ISLAMABAD: The inflation rate fell to 12.4 per cent in February from 14.6pc the previous month because of various measures taken by the government to contain inflation, the Pakistan Bureau of Statistics (PBS) stated on Monday.

For the first time since July 2019, inflation measured by the Consumer Price Index (CPI) has seen downward trend owing to a combination of measures, including improvement in supply of essential kitchen items and State Bank’s tight monetary policy.

Prime Minister Imran Khan took to Twitter to appreciate cabinet’s decisions that led to reduction in inflation, including subsidy on products through utility stores. “We will continue pursuing measures to bring down inflation and reduce burden on citizens,” he said.

It has been observed that the prices of essential food items, especially vegetables and fruits, are higher in rural areas than in urban areas. In rural areas, the price of LPG cylinders used for cooking purpose has witnessed the highest-ever increase since 2013.

PM tweets ‘we will continue pursuing measures to bring down inflation and reduce burden on citizens’

Food inflation in urban areas rose by 15.5pc in February on a yearly basis and dipped by 1.4pc on a monthly basis, whereas it increased by 19.7pc and declined by 1.6pc, respectively, in rural areas.

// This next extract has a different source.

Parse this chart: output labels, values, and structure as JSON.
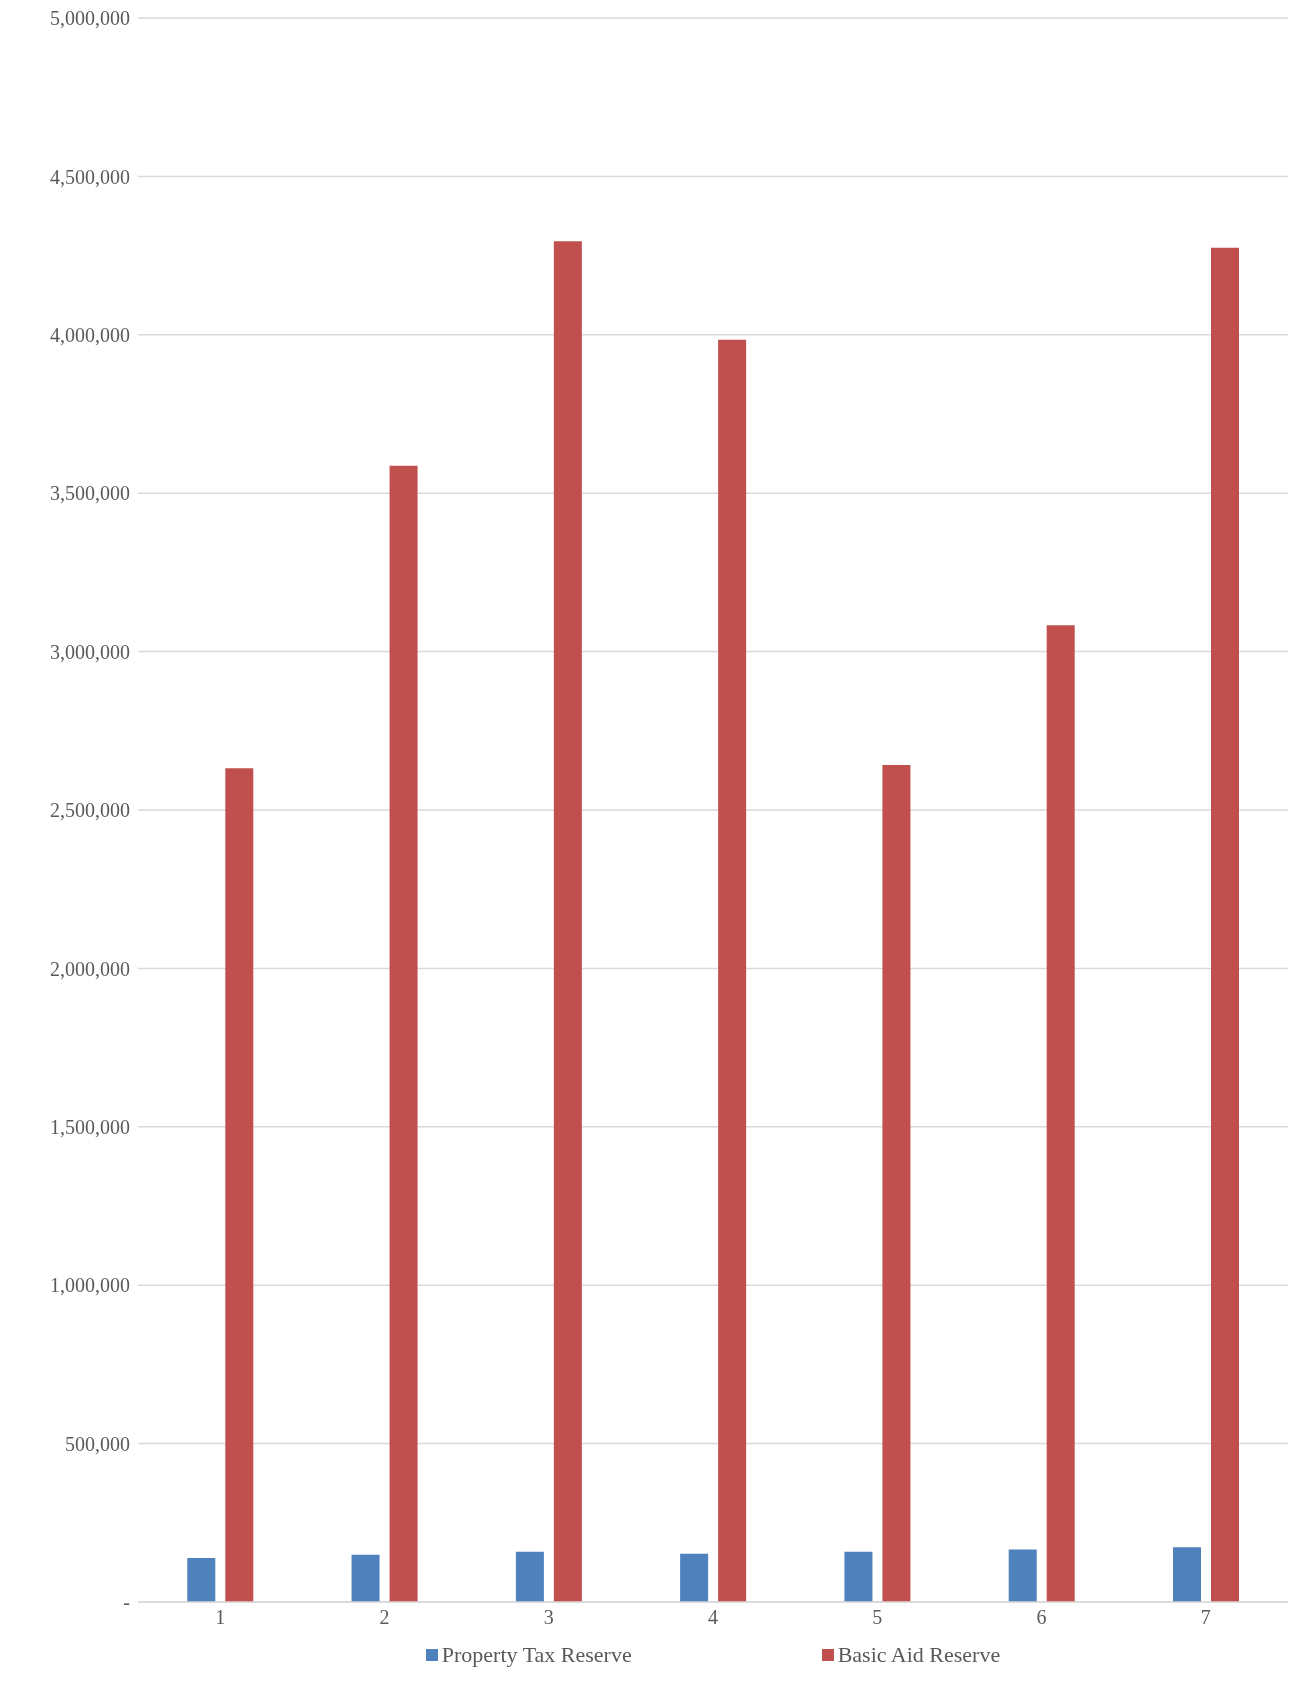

It clearly shows that food inflation is very high in rural areas where most of the population lives, which is an unprecedented phenomenon. One of the reasons for it is imposition of regulatory duties on vegetables and fruits to discourage its imports from Afghanistan and Iran. And locally produced fruits and vegetables are being sold in urban markets because of higher prices.

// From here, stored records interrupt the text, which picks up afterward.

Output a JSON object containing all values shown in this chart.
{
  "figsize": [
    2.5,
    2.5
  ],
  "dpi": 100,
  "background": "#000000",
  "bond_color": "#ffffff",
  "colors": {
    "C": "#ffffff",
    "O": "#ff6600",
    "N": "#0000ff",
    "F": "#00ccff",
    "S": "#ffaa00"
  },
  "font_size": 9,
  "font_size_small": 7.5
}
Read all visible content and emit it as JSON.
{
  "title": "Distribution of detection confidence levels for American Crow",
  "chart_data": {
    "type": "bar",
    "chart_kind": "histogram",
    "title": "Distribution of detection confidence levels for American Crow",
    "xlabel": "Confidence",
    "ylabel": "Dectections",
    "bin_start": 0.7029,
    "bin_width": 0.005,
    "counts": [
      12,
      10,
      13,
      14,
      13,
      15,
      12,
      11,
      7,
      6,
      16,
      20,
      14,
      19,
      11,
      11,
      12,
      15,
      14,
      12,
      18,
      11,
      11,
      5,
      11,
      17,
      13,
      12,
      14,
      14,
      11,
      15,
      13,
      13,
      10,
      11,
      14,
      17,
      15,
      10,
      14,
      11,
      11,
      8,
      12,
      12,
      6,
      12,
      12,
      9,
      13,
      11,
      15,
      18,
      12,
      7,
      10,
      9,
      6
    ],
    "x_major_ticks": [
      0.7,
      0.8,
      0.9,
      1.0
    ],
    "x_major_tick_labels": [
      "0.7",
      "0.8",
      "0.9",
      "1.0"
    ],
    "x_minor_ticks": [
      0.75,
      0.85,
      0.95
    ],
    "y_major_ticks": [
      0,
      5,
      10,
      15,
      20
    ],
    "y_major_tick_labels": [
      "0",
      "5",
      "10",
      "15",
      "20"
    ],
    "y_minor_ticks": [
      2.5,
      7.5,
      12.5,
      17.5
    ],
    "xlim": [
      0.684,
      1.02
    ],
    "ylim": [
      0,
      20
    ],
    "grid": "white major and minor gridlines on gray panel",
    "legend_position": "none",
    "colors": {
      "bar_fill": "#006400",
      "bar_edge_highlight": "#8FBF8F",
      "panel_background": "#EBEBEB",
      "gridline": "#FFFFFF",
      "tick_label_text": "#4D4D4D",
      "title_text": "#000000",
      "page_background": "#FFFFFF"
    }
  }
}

In urban areas, the food items which saw an increase in their prices include: vegetable ghee (13.15pc), cooking oil (10.27pc), sugar (8.45pc), mustard oil (4.25pc), fresh fruits (4.16pc), beans (3.89pc), chicken (2.35pc), pulse moong (2.27pc) and pulse mash (1.14pc). The items whose prices declined in urban areas include: tomatoes (60.27pc), eggs (26.36pc), potatoes (12.91pc), fresh vegetables (11.48pc), onions (8.79pc), wheat flour (5.29pc), wheat (3.52pc), pulse gram (2.34pc) and besan (2.33pc).

In rural areas, the food items which saw an increase in their prices include: sugar (8pc), vegetable ghee (6.23pc), condiments and spices (5.99pc), chicken (5.76pc), pulse mash (5.13pc), pulse masoor (4.27pc), pulse moong (3.94pc), fresh fruits (3.56pc), beans (2.99pc), cooking oil (2.54pc) and mustard oil (1.63pc).

With the arrival of crops, especially vegetables, in Punjab in March, it is predicted that food prices will come down further. The prices of tomato, onion, potato and other vegetables will come down in March.

Similarly, non-food inflation in urban centres was recorded at 9.1pc year-on-year, while it dropped by 0.9pc on a monthly basis. Non-food inflation in rural areas was 9.8pc year-on-year and dropped by 0.4pc on a monthly basis.

The slight decline in non-food inflation is mainly driven by a drop in oil prices over the past few months. The reduction in oil prices in March will lead to further drop in non-food inflation.

The average inflation between July 2019 and Feb 2020 stood at 11.7pc as against 6pc over the corresponding months last year.

The International Monetary Fund has estimated that the country’s inflation may rise as high as 13pc; however, the government estimates that it will remain within the range of 11-13pc for the current fiscal year. The Asian Development Bank in its outlook projected annual inflation in Pakistan at 12pc.

The urban CPI covers 35 cities and 356 consumer items, while the rural CPI tracks 27 rural centres and 244 items. The former dipped by 11.2pc year-on-year in February, whereas the latter jumped by 14.2pc.

The core inflation rate in urban areas was 8pc in February as against 7.9pc the previous month, according to the new methodology. The core inflation rate in rural areas was 9.4pc in February, while it was 9pc in the previous month.

The central bank determines the key policy rate — currently at 13.25pc — on the basis of the core inflation rate.

Average inflation measured by the Sensitive Price Index crawled up to 15.25pc during the July-February period from 2.74pc during the same period last year, while the Wholesale Price Index dipped to 13.49pc from 15.95pc.

In a series of tweets, Special Assistant to the Prime Minister on Information Dr Firdous Ashiq Awan has said Prime Minister Khan is determined to check inflation and provide relief to the masses. She said the fruits of practical steps towards that end have started reaching the masses.

Alluding to the declining trend witnessed in the prices of essential commodities during the month of February, she said that apart from food items, the prices of other essential items had also reduced to single digit. She said the people were directly benefitting from this fall in prices of essential items, adding that the prices were expected to come down further during the current month.